Il y a dans l’Évangile une lumière qui dépasse toute mesure humaine. La croix et la résurrection du Christ ne sont pas seulement une doctrine pour nos esprits, mais une puissance pour nos vies et pour l’univers entier. Lorsque Jésus, sur la croix, s’écria : « Tout est accompli » (Jn 19,30), ce n’était pas seulement la rémission de nos péchés qui était assurée, mais déjà la mort vaincue, le ciel ouvert, et une nouvelle communion entre les vivants et ceux qui s’endorment en Lui.

Or, la foi évangélique, héritière de la Réforme, a souvent voulu protéger ce centre en écartant tout ce qui pouvait paraître l’obscurcir. À juste titre, elle a proclamé que « Christ est l’unique médiateur entre Dieu et les hommes » (1 Tm 2,5). Mais en son zèle pour défendre cette vérité, elle a couru le danger de réduire la foi à ce qui est immédiatement raisonnable, à ce qui peut se dire en termes clairs et sobres, sans mystère.

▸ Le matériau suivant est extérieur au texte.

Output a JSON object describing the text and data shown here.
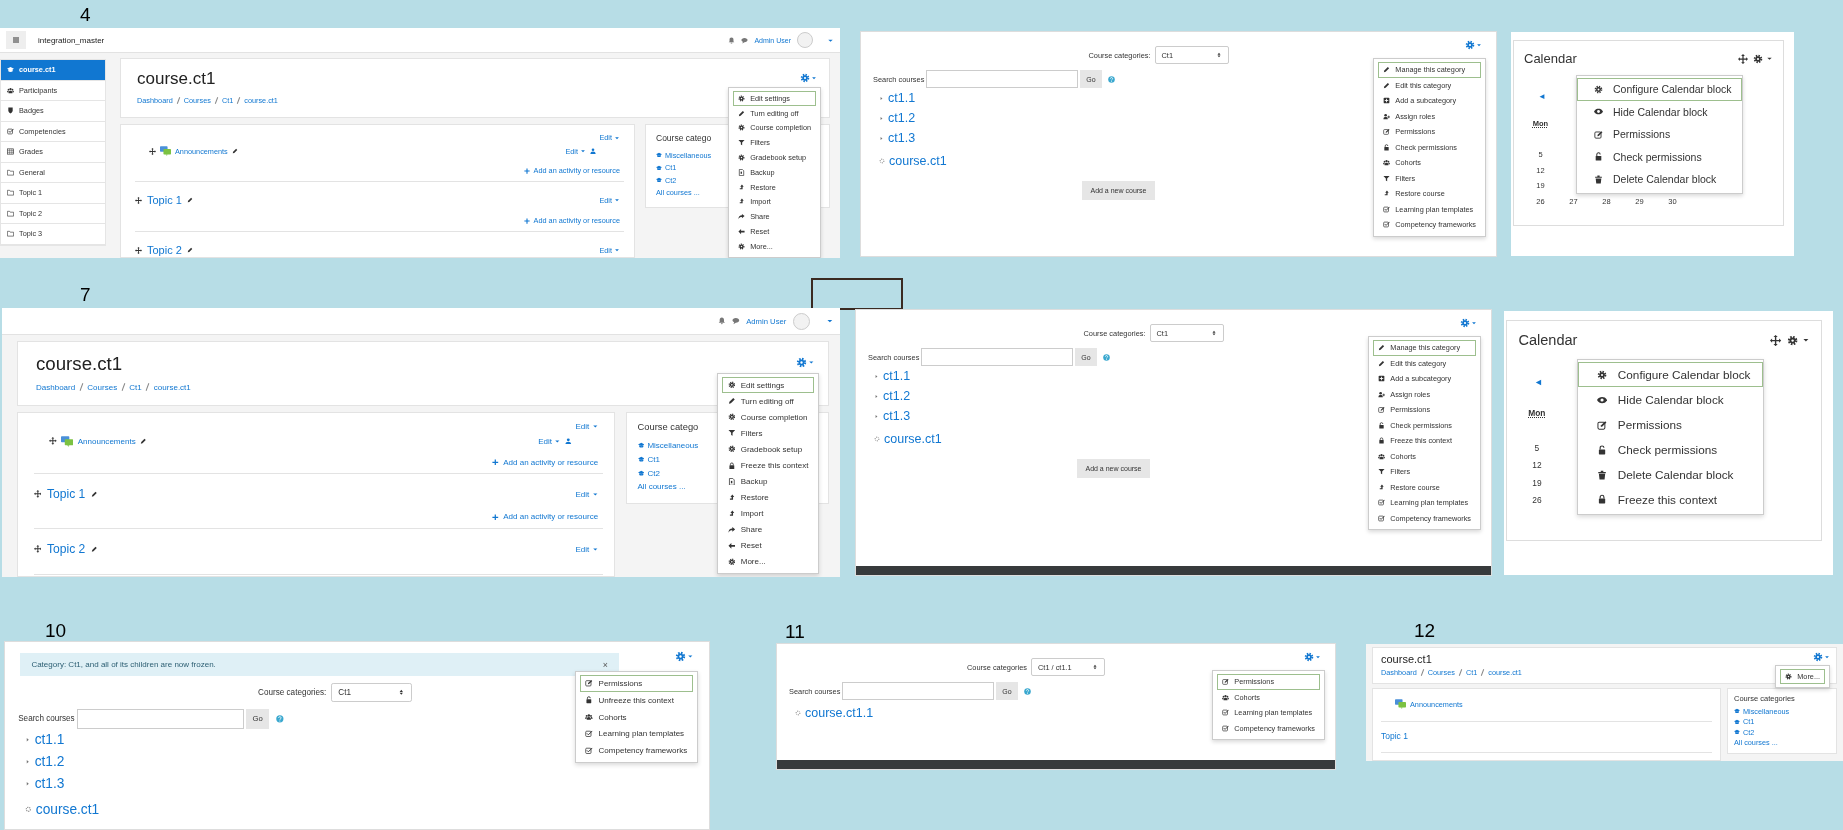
{
  "steps": [
    {
      "number": "4",
      "panels": [
        {
          "kind": "course",
          "topbar": {
            "site_name": "integration_master",
            "user": "Admin User"
          },
          "sidebar": [
            {
              "label": "course.ct1",
              "kind": "cap",
              "selected": true
            },
            {
              "label": "Participants",
              "kind": "people",
              "selected": false
            },
            {
              "label": "Badges",
              "kind": "shield",
              "selected": false
            },
            {
              "label": "Competencies",
              "kind": "checkbox",
              "selected": false
            },
            {
              "label": "Grades",
              "kind": "table",
              "selected": false
            },
            {
              "label": "General",
              "kind": "folder",
              "selected": false
            },
            {
              "label": "Topic 1",
              "kind": "folder",
              "selected": false
            },
            {
              "label": "Topic 2",
              "kind": "folder",
              "selected": false
            },
            {
              "label": "Topic 3",
              "kind": "folder",
              "selected": false
            }
          ],
          "title": "course.ct1",
          "breadcrumb": [
            "Dashboard",
            "Courses",
            "Ct1",
            "course.ct1"
          ],
          "sections": [
            {
              "kind": "general",
              "edit": "Edit",
              "activities": [
                {
                  "name": "Announcements",
                  "edit": "Edit"
                }
              ],
              "add": "Add an activity or resource"
            },
            {
              "kind": "topic",
              "title": "Topic 1",
              "edit": "Edit",
              "add": "Add an activity or resource"
            },
            {
              "kind": "topic",
              "title": "Topic 2",
              "edit": "Edit"
            }
          ],
          "block": {
            "title": "Course catego",
            "items": [
              "Miscellaneous",
              "Ct1",
              "Ct2"
            ],
            "more": "All courses ..."
          },
          "menu": [
            {
              "label": "Edit settings",
              "kind": "settings",
              "selected": true
            },
            {
              "label": "Turn editing off",
              "kind": "pencil",
              "selected": false
            },
            {
              "label": "Course completion",
              "kind": "settings",
              "selected": false
            },
            {
              "label": "Filters",
              "kind": "filter",
              "selected": false
            },
            {
              "label": "Gradebook setup",
              "kind": "settings",
              "selected": false
            },
            {
              "label": "Backup",
              "kind": "file",
              "selected": false
            },
            {
              "label": "Restore",
              "kind": "upload",
              "selected": false
            },
            {
              "label": "Import",
              "kind": "upload",
              "selected": false
            },
            {
              "label": "Share",
              "kind": "share",
              "selected": false
            },
            {
              "label": "Reset",
              "kind": "back",
              "selected": false
            },
            {
              "label": "More...",
              "kind": "settings",
              "selected": false
            }
          ]
        },
        {
          "kind": "category",
          "categories_label": "Course categories:",
          "category": "Ct1",
          "search_label": "Search courses",
          "go": "Go",
          "subcategories": [
            "ct1.1",
            "ct1.2",
            "ct1.3"
          ],
          "courses": [
            "course.ct1"
          ],
          "add_course": "Add a new course",
          "menu": [
            {
              "label": "Manage this category",
              "kind": "pencil",
              "selected": true
            },
            {
              "label": "Edit this category",
              "kind": "pencil",
              "selected": false
            },
            {
              "label": "Add a subcategory",
              "kind": "plusbox",
              "selected": false
            },
            {
              "label": "Assign roles",
              "kind": "personplus",
              "selected": false
            },
            {
              "label": "Permissions",
              "kind": "editsquare",
              "selected": false
            },
            {
              "label": "Check permissions",
              "kind": "unlock",
              "selected": false
            },
            {
              "label": "Cohorts",
              "kind": "people",
              "selected": false
            },
            {
              "label": "Filters",
              "kind": "filter",
              "selected": false
            },
            {
              "label": "Restore course",
              "kind": "upload",
              "selected": false
            },
            {
              "label": "Learning plan templates",
              "kind": "checkbox",
              "selected": false
            },
            {
              "label": "Competency frameworks",
              "kind": "checkbox",
              "selected": false
            }
          ]
        },
        {
          "kind": "calendar",
          "title": "Calendar",
          "prev": "◄",
          "day_header": "Mon",
          "weeks": [
            [
              "5"
            ],
            [
              "12"
            ],
            [
              "19"
            ],
            [
              "26",
              "27",
              "28",
              "29",
              "30"
            ]
          ],
          "menu": [
            {
              "label": "Configure Calendar block",
              "kind": "settings",
              "selected": true
            },
            {
              "label": "Hide Calendar block",
              "kind": "eye",
              "selected": false
            },
            {
              "label": "Permissions",
              "kind": "editsquare",
              "selected": false
            },
            {
              "label": "Check permissions",
              "kind": "unlock",
              "selected": false
            },
            {
              "label": "Delete Calendar block",
              "kind": "trash",
              "selected": false
            }
          ]
        }
      ]
    },
    {
      "number": "7",
      "panels": [
        {
          "kind": "course",
          "topbar": {
            "user": "Admin User"
          },
          "title": "course.ct1",
          "breadcrumb": [
            "Dashboard",
            "Courses",
            "Ct1",
            "course.ct1"
          ],
          "sections": [
            {
              "kind": "general",
              "edit": "Edit",
              "activities": [
                {
                  "name": "Announcements",
                  "edit": "Edit"
                }
              ],
              "add": "Add an activity or resource"
            },
            {
              "kind": "topic",
              "title": "Topic 1",
              "edit": "Edit",
              "add": "Add an activity or resource"
            },
            {
              "kind": "topic",
              "title": "Topic 2",
              "edit": "Edit"
            }
          ],
          "block": {
            "title": "Course catego",
            "items": [
              "Miscellaneous",
              "Ct1",
              "Ct2"
            ],
            "more": "All courses ..."
          },
          "menu": [
            {
              "label": "Edit settings",
              "kind": "settings",
              "selected": true
            },
            {
              "label": "Turn editing off",
              "kind": "pencil",
              "selected": false
            },
            {
              "label": "Course completion",
              "kind": "settings",
              "selected": false
            },
            {
              "label": "Filters",
              "kind": "filter",
              "selected": false
            },
            {
              "label": "Gradebook setup",
              "kind": "settings",
              "selected": false
            },
            {
              "label": "Freeze this context",
              "kind": "lock",
              "selected": false
            },
            {
              "label": "Backup",
              "kind": "file",
              "selected": false
            },
            {
              "label": "Restore",
              "kind": "upload",
              "selected": false
            },
            {
              "label": "Import",
              "kind": "upload",
              "selected": false
            },
            {
              "label": "Share",
              "kind": "share",
              "selected": false
            },
            {
              "label": "Reset",
              "kind": "back",
              "selected": false
            },
            {
              "label": "More...",
              "kind": "settings",
              "selected": false
            }
          ]
        },
        {
          "kind": "category",
          "footer": true,
          "categories_label": "Course categories:",
          "category": "Ct1",
          "search_label": "Search courses",
          "go": "Go",
          "subcategories": [
            "ct1.1",
            "ct1.2",
            "ct1.3"
          ],
          "courses": [
            "course.ct1"
          ],
          "add_course": "Add a new course",
          "menu": [
            {
              "label": "Manage this category",
              "kind": "pencil",
              "selected": true
            },
            {
              "label": "Edit this category",
              "kind": "pencil",
              "selected": false
            },
            {
              "label": "Add a subcategory",
              "kind": "plusbox",
              "selected": false
            },
            {
              "label": "Assign roles",
              "kind": "personplus",
              "selected": false
            },
            {
              "label": "Permissions",
              "kind": "editsquare",
              "selected": false
            },
            {
              "label": "Check permissions",
              "kind": "unlock",
              "selected": false
            },
            {
              "label": "Freeze this context",
              "kind": "lock",
              "selected": false
            },
            {
              "label": "Cohorts",
              "kind": "people",
              "selected": false
            },
            {
              "label": "Filters",
              "kind": "filter",
              "selected": false
            },
            {
              "label": "Restore course",
              "kind": "upload",
              "selected": false
            },
            {
              "label": "Learning plan templates",
              "kind": "checkbox",
              "selected": false
            },
            {
              "label": "Competency frameworks",
              "kind": "checkbox",
              "selected": false
            }
          ]
        },
        {
          "kind": "calendar",
          "title": "Calendar",
          "prev": "◄",
          "day_header": "Mon",
          "weeks": [
            [
              "5"
            ],
            [
              "12"
            ],
            [
              "19"
            ],
            [
              "26"
            ]
          ],
          "menu": [
            {
              "label": "Configure Calendar block",
              "kind": "settings",
              "selected": true
            },
            {
              "label": "Hide Calendar block",
              "kind": "eye",
              "selected": false
            },
            {
              "label": "Permissions",
              "kind": "editsquare",
              "selected": false
            },
            {
              "label": "Check permissions",
              "kind": "unlock",
              "selected": false
            },
            {
              "label": "Delete Calendar block",
              "kind": "trash",
              "selected": false
            },
            {
              "label": "Freeze this context",
              "kind": "lock",
              "selected": false
            }
          ]
        }
      ]
    },
    {
      "number": "10",
      "panels": [
        {
          "kind": "category",
          "alert": "Category: Ct1, and all of its children are now frozen.",
          "alert_close": "×",
          "categories_label": "Course categories:",
          "category": "Ct1",
          "search_label": "Search courses",
          "go": "Go",
          "subcategories": [
            "ct1.1",
            "ct1.2",
            "ct1.3"
          ],
          "courses": [
            "course.ct1"
          ],
          "menu": [
            {
              "label": "Permissions",
              "kind": "editsquare",
              "selected": true
            },
            {
              "label": "Unfreeze this context",
              "kind": "unlock",
              "selected": false
            },
            {
              "label": "Cohorts",
              "kind": "people",
              "selected": false
            },
            {
              "label": "Learning plan templates",
              "kind": "checkbox",
              "selected": false
            },
            {
              "label": "Competency frameworks",
              "kind": "checkbox",
              "selected": false
            }
          ]
        }
      ]
    },
    {
      "number": "11",
      "panels": [
        {
          "kind": "category",
          "footer": true,
          "categories_label": "Course categories",
          "category": "Ct1 / ct1.1",
          "search_label": "Search courses",
          "go": "Go",
          "courses": [
            "course.ct1.1"
          ],
          "menu": [
            {
              "label": "Permissions",
              "kind": "editsquare",
              "selected": true
            },
            {
              "label": "Cohorts",
              "kind": "people",
              "selected": false
            },
            {
              "label": "Learning plan templates",
              "kind": "checkbox",
              "selected": false
            },
            {
              "label": "Competency frameworks",
              "kind": "checkbox",
              "selected": false
            }
          ]
        }
      ]
    },
    {
      "number": "12",
      "panels": [
        {
          "kind": "course",
          "title": "course.ct1",
          "breadcrumb": [
            "Dashboard",
            "Courses",
            "Ct1",
            "course.ct1"
          ],
          "sections": [
            {
              "kind": "general",
              "activities": [
                {
                  "name": "Announcements"
                }
              ]
            },
            {
              "kind": "topic",
              "title": "Topic 1"
            }
          ],
          "block": {
            "title": "Course categories",
            "items": [
              "Miscellaneous",
              "Ct1",
              "Ct2"
            ],
            "more": "All courses ..."
          },
          "menu": [
            {
              "label": "More...",
              "kind": "settings",
              "selected": true
            }
          ]
        }
      ]
    }
  ]
}
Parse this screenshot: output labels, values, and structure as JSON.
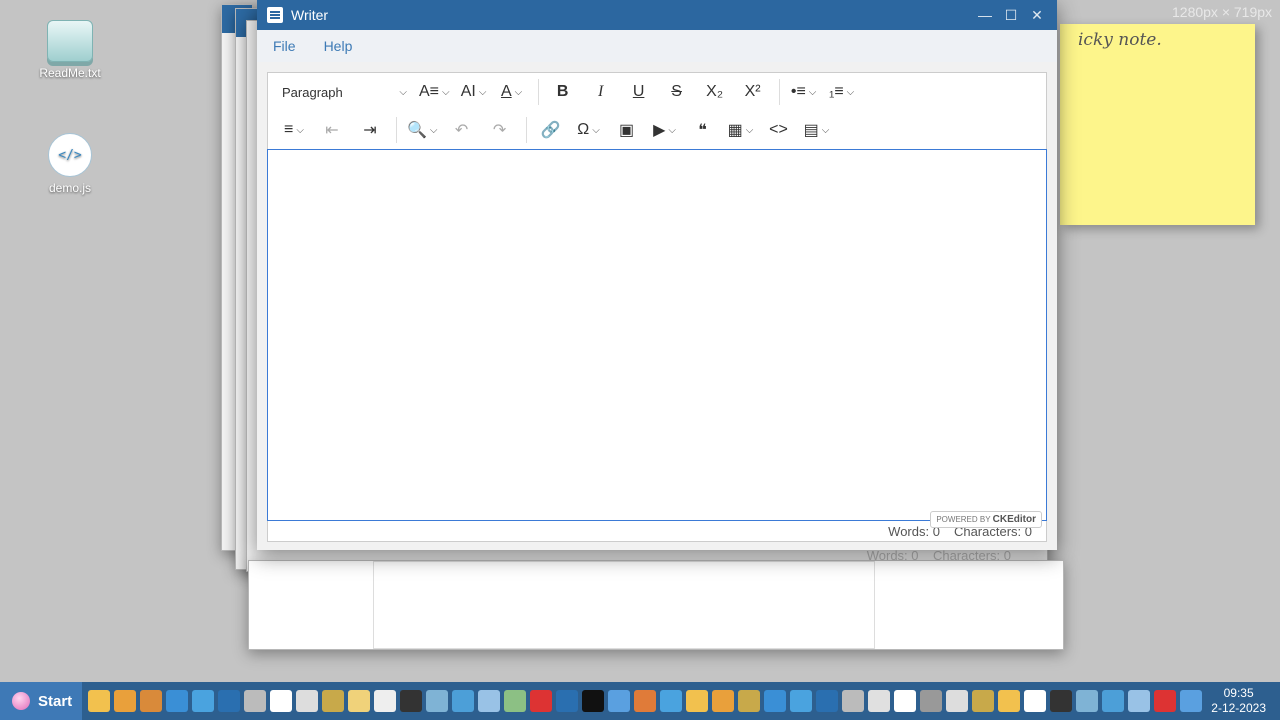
{
  "desktop": {
    "icons": [
      {
        "label": "ReadMe.txt"
      },
      {
        "label": "demo.js"
      }
    ],
    "resolution_label": "1280px × 719px",
    "sticky_text": "icky note."
  },
  "window": {
    "title": "Writer",
    "menu": {
      "file": "File",
      "help": "Help"
    }
  },
  "editor": {
    "paragraph_select": "Paragraph",
    "powered_by": "POWERED BY",
    "brand": "CKEditor",
    "words": "Words: 0",
    "characters": "Characters: 0"
  },
  "ghost": {
    "words": "Words: 0",
    "characters": "Characters: 0"
  },
  "taskbar": {
    "start_label": "Start",
    "time": "09:35",
    "date": "2-12-2023"
  },
  "colors": {
    "titlebar": "#2c67a0",
    "taskbar": "#2d5f8f",
    "sticky": "#fdf58b",
    "accent": "#3b7ad6"
  }
}
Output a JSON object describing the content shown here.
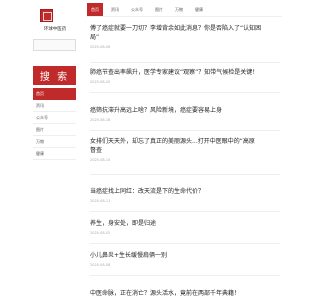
{
  "sidebar": {
    "logo_text": "环球中医药",
    "search_placeholder": "",
    "search_button": "搜 索",
    "nav_items": [
      "首页",
      "资讯",
      "公众号",
      "图片",
      "万物",
      "健康"
    ]
  },
  "topnav": {
    "tabs": [
      "首页",
      "资讯",
      "公众号",
      "图片",
      "万物",
      "健康"
    ]
  },
  "articles": [
    {
      "title_lines": [
        "傅了癌症就要一刀切？李增背余如此消息？你是否陷入了“认知困",
        "局”"
      ],
      "date": "2025-08-06"
    },
    {
      "title_lines": [
        "肺癌节查出率飙升，医学专家建议“观察”？知带气候检是关键！"
      ],
      "date": "2025-08-20"
    },
    {
      "title_lines": [
        "癌筛抗滞升高远上啥？风险新境，癌症要容易上身"
      ],
      "date": "2025-08-18"
    },
    {
      "title_lines": [
        "女排们天天外，却忘了真正的美丽源头...打开中医眼中的“高原",
        "督查"
      ],
      "date": "2025-08-15"
    },
    {
      "title_lines": [
        "当癌症找上同红：改天流是下的生命代价？"
      ],
      "date": "2025-08-11"
    },
    {
      "title_lines": [
        "养生，身安处，即是归途"
      ],
      "date": "2025-08-02"
    },
    {
      "title_lines": [
        "小儿鼻炎+生长缓慢肩俩一别"
      ],
      "date": "2025-08-08"
    },
    {
      "title_lines": [
        "中医命脉，正在消亡？源头活水，竟前在两部千年典籍！"
      ],
      "date": ""
    }
  ],
  "colors": {
    "brand_red": "#c12a2a",
    "rule_gray": "#eeeeee"
  }
}
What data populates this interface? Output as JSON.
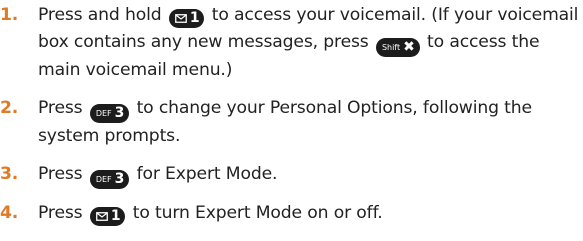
{
  "steps": [
    {
      "number": "1.",
      "text_a": "Press and hold",
      "key_a_main": "1",
      "key_a_icon": "envelope-icon",
      "text_b": "to access your voicemail. (If your voicemail box contains any new messages, press",
      "key_b_sub": "Shift",
      "key_b_main": "✖",
      "text_c": "to access the main voicemail menu.)"
    },
    {
      "number": "2.",
      "text_a": "Press",
      "key_a_sub": "DEF",
      "key_a_main": "3",
      "text_b": "to change your Personal Options, following the system prompts."
    },
    {
      "number": "3.",
      "text_a": "Press",
      "key_a_sub": "DEF",
      "key_a_main": "3",
      "text_b": "for Expert Mode."
    },
    {
      "number": "4.",
      "text_a": "Press",
      "key_a_main": "1",
      "key_a_icon": "envelope-icon",
      "text_b": "to turn Expert Mode on or off."
    }
  ],
  "colors": {
    "step_number": "#e07b25",
    "key_background": "#1c1c1c",
    "key_text": "#ffffff",
    "body_text": "#222222"
  }
}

Ainsi, l’Apocalypse fut souvent lue comme un ensemble d’images, de symboles sans portée présente, au lieu d’être une fenêtre entrouverte sur la liturgie céleste. Éphésiens 2,6 fut compris comme une métaphore spirituelle, non comme la révélation d’une communion déjà réelle avec le Christ glorieux. La parabole du riche et de Lazare fut réduite à une leçon morale, au lieu d’être reçue comme un aperçu du monde invisible.

De là vient un appauvrissement : la mort du chrétien n’est plus perçue comme une victoire déjà manifeste, mais seulement comme une attente ; la communion des saints reste un article du Credo, mais sans chair ni souffle ; et l’Église est pensée comme marchant seule sur la terre, sans sentir l’appui de l’Église triomphante.

Mais l’Écriture, lue avec des yeux ouverts par l’Esprit, parle autrement. Étienne, au moment de mourir, voit Jésus debout à la droite du Père et prie pour ses ennemis (Ac 7,55-60). Les martyrs de l’Apocalypse crient à Dieu sous l’autel (Ap 6,9-11). Paul déclare que nous sommes déjà « assis dans les lieux célestes » (Ep 2,6). Jésus, dans la parabole de Lazare, montre des morts vivants, conscients, capables d’aimer, de parler, d’intercéder (Lc 16,19-31). Tout cela n’est pas illusion : c’est révélation.

Ainsi, une lecture plus pleinement chrétienne de la Bible — chrétienne au sens où elle embrasse le témoignage apostolique et celui de l’Église primitive — rapproche nécessairement la foi évangélique de la foi catholique. Car ce que l’Église catholique a conservé dans ses liturgies et ses prières, ce n’est pas d’abord une tradition humaine, mais la conscience que la mort est déjà transfigurée, que les saints sont vivants, et que la Rédemption du Christ a porté son fruit jusque dans l’au-delà.

Le danger pour l’évangélique est donc de rationaliser la foi au point de la rétrécir, de ne garder que la vérité nue mais de perdre sa plénitude vivante. Le Christ seul est médiateur, certes ; mais ce Christ vivant agit dans son Corps, et son Corps inclut déjà ceux qui règnent avec Lui. Refuser de voir cette réalité, c’est amoindrir la portée même de la Rédemption.

Il ne s’agit pas de renier les dons de la Réforme, ni la centralité de la Parole de Dieu, mais de reconnaître que l’Écriture elle-même ouvre sur un horizon plus vaste que ce que nos lectures étroites en avaient fait. L’évangélique qui relit sa Bible sans crainte découvre alors une vérité immense : il n’est pas seul ; son Église n’est pas isolée ; elle est portée, entourée, soutenue par la grande nuée de témoins. Et c’est là que la foi évangélique et la foi catholique se rejoignent, non par compromis humain, mais parce qu’elles se rencontrent dans la réalité même de l’Évangile.